Sudden cardiac arrest occurs most often in the home.AED's are available at many Cpap supplies.

Many lives could be saved each year if more people learned to call 9-1-1 immediately when there appears to be a cardiac emergency.

There are no reported lawsuits involving the use of an automated external defibrillator (AED). All lawsuits revolve around the failure to have or use an AED.
The provision of CPR, while waiting for the defibrillator, is vitally important since it contributes to the preservation of heart and brain function.

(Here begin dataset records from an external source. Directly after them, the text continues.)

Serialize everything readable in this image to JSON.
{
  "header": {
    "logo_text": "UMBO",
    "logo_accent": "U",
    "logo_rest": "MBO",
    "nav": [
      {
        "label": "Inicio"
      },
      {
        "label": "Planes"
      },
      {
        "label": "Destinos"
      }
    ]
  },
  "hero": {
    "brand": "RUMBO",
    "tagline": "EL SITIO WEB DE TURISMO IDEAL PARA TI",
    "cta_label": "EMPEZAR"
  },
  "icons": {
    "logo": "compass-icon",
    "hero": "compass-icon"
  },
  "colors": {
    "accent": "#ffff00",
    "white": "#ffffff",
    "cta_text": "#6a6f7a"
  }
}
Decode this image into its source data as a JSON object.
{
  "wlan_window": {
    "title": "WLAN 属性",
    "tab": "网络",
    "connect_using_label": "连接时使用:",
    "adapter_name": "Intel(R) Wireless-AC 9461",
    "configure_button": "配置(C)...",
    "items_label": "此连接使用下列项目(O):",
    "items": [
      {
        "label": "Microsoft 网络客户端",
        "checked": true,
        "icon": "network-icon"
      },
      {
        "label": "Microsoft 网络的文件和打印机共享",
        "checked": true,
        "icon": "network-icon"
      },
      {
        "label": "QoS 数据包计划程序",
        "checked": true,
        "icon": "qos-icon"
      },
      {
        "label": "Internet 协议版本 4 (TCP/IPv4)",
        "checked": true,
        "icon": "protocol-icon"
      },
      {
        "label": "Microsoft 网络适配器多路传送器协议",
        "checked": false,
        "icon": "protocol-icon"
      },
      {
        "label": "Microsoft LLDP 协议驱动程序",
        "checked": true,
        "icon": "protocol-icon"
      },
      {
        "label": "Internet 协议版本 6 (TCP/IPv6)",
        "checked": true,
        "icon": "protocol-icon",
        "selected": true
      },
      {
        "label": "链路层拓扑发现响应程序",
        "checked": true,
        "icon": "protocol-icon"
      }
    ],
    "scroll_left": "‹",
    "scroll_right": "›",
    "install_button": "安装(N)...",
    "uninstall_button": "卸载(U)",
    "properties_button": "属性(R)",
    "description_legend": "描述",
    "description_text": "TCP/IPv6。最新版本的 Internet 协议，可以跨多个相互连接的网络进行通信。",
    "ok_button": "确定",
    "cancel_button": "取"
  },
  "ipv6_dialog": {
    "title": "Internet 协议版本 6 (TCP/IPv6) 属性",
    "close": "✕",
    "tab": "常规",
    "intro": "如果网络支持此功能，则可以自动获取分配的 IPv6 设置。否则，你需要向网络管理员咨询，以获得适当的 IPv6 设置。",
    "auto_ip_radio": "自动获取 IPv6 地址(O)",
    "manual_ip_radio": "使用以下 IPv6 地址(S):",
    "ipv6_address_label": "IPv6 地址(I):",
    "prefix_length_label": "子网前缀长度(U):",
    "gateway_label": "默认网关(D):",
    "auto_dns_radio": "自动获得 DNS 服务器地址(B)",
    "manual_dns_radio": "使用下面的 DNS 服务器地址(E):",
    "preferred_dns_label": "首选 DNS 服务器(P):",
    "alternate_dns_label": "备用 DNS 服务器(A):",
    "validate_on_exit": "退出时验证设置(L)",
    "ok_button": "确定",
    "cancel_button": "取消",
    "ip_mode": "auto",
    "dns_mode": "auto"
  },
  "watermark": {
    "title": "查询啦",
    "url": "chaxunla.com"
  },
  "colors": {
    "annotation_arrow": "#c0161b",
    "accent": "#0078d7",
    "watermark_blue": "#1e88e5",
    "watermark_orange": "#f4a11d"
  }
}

If a cardiac arrest victim is shocked with a defibrillator within the first minute of collapse, the chances for survival are close to 90%. If the victim is not defibrillated until 10 minutes after collapse, the chances of survival are close to zero.

Many people who experience sudden cardiac arrest have no previous history of heart disease.

Sudden cardiac arrest (SCA) is not the same as a heart attack. Heart attack victims usually experience chest pain and are conscious. SCA victims usually collapse suddenly, without warning, and become unconscious. SCA can lead to death if it is not treated immediately.

Victims of sudden cardiac arrest who collapse in public places are more likely than those who collapse at home to receive CPR and defibrillation.
The rationale for widespread placement of automated external defibrillators (AEDs) is this: electrical therapy must be delivered immediately to victims of sudden cardiac arrest(less than five minutes after collapse) for it to be effective. Even the best emergency medical services (EMS) systems cannot always get to the scene this quickly.